Act II – The Burning
Often, I peered deeply into my grandfather’s eyes. I believed that if I could shrink and dive into the blue pools of his irises, the journey would be grand and wonderful, revealing all that I ever needed to know about who we are and why we are here.
Maybe, it is because my grandfather was part Cherokee that I felt this way. Surely, Gramps would have been the Sage of his tribe.
Here’s the family story.
Gramps’ dad, my great grandfather, was born to a Cherokee woman and an Englishman. She died in childbirth. Shortly after his mother’s death, his father remarried a German woman. Together, they had six children. One day, when my great grandfather’s father was not home, his stepmother gathered him and his half-siblings around the family hearth. She pronounced, “No half-blood gets more in this life than my natural born children.” Then, to my great grandfather’s surprise, and detriment, she set his parent’s marriage license and the document containing his mother’s Dawes Roll number on fire. (Those documents were all he had confirming his Cherokee heritage.) Together, they watched his future burn.
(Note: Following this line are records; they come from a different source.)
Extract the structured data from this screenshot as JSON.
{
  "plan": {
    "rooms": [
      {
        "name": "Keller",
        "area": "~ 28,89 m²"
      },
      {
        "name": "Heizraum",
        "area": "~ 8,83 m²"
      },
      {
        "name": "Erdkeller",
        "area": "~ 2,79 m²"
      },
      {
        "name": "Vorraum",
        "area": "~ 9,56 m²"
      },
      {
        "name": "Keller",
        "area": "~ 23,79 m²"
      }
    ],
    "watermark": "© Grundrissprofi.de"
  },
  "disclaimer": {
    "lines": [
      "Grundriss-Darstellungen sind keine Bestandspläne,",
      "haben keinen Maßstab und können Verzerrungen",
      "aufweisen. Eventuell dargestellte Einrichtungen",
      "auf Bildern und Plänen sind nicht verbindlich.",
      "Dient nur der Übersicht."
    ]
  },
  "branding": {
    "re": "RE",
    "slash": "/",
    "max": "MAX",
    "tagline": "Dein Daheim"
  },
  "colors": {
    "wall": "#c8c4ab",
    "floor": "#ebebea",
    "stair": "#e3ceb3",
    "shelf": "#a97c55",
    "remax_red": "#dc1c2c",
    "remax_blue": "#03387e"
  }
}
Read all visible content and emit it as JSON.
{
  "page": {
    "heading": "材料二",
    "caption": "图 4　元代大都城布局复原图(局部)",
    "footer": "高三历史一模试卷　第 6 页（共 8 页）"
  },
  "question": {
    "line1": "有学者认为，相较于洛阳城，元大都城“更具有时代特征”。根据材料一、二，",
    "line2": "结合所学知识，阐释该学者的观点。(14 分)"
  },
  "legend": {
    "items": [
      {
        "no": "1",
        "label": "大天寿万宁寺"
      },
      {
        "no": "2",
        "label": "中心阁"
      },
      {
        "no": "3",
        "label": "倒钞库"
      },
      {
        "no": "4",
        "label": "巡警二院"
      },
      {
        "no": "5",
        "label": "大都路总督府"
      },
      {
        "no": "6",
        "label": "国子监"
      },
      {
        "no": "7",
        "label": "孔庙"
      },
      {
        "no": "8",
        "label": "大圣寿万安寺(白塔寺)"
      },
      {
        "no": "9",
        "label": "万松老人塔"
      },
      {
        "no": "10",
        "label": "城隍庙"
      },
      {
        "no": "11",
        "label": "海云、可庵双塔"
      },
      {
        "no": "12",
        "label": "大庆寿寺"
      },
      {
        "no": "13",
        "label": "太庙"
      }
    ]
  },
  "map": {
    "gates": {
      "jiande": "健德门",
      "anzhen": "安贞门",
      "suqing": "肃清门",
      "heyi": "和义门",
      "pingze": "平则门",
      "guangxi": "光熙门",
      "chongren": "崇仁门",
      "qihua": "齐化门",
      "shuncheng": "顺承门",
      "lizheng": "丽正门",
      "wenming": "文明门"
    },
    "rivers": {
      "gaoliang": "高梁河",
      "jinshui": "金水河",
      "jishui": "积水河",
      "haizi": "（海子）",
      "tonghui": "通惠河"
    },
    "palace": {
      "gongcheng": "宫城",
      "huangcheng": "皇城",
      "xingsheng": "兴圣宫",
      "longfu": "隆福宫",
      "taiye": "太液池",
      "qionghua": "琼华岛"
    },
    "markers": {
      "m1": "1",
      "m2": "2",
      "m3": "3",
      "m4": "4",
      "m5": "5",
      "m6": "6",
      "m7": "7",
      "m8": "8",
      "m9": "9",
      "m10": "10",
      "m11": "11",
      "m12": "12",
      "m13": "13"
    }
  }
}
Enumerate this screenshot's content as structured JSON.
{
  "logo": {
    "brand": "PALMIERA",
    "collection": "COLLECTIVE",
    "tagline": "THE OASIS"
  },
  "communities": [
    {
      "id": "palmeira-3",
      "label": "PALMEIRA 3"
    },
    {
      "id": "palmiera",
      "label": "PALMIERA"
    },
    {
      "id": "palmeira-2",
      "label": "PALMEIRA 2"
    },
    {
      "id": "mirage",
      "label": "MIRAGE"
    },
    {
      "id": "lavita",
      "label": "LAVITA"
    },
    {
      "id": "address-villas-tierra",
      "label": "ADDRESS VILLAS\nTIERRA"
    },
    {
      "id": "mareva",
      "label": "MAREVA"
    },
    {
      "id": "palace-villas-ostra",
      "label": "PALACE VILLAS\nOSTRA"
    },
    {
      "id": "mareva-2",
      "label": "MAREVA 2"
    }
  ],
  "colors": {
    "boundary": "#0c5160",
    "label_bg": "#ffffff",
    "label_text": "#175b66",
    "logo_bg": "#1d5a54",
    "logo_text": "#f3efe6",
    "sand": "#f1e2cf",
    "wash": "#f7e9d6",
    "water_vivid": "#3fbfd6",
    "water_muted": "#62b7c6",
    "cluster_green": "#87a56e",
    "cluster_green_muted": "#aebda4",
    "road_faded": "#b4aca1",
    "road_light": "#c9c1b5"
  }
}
Years later, Gramps and his siblings left Iowa for Missouri to speak with a woman they knew to have paid witness to their grandparents’ marriage. The woman, aged 100, proved to be addle-minded, but directed them to the Kahoka County Courthouse where they would be able to secure a copy of their grandparent’s marriage license, a necessary first step in tracing their Cherokee lineage.
Hopeful, Gramps and his siblings headed for Kahoka. They arrived too late. Instead of finding the courthouse, they found a pile of rubble still smoldering from the fire that destroyed it and all of its contents.
Act III – The Source
Gramps retired two years before I was born. I have a copy of his retirement bulletin. It reads:
Mr. Henry L. Morris, Pork Cut Department, elected to take an early retirement on November 1, 1964.
Henry’s continuous service with John Morrell & Co. dates back 27 years to September 16, 1937 when he was employed in the Kill and Cut. Previously, he had accumulated over 22 years of service with the company giving him a combined service record of more than 49 years. In addition to the Kill & Cut, Henry worked in Dry Salt, Sausage, Pickle, Green Hides, Sheep Offal, and on the Export Dock.
Our best wishes for a happy and healthy future go with Henry on his retirement.
The sounds of my childhood were filled with the death squeals of hogs aware of their future as they were herded up the catwalk of Morrell’s. On humid summer days, the stench of their death filled my hometown. For years, my grandfather, and many others, walked ankle deep in the blood of those animals, until, after years of fighting for workers’ rights, my grandfather and the union he led, forced the company to provide them with a sanitary work environment.
My grandfather died in the spring of 1986 from advanced emphysema. At least, according to his death certificate.
Shortly before his death, my mother phoned me, crying. She had just returned from visiting my grandfather in the nursing home where he spent his last days being assaulted. His lungs, depriving him of air, reproached him for all the years of abuse. Nearing his death, he grew delirious. On this day, my mother tried to calm him as he stabbed the air, holding an imaginary knife. He cried and yelled through fits of mucous soaked coughs. While gasping for air, he admonished the man who had killed too much.
My grandfather made no less than fifteen matchstick structures. To date, none have gone up in flames.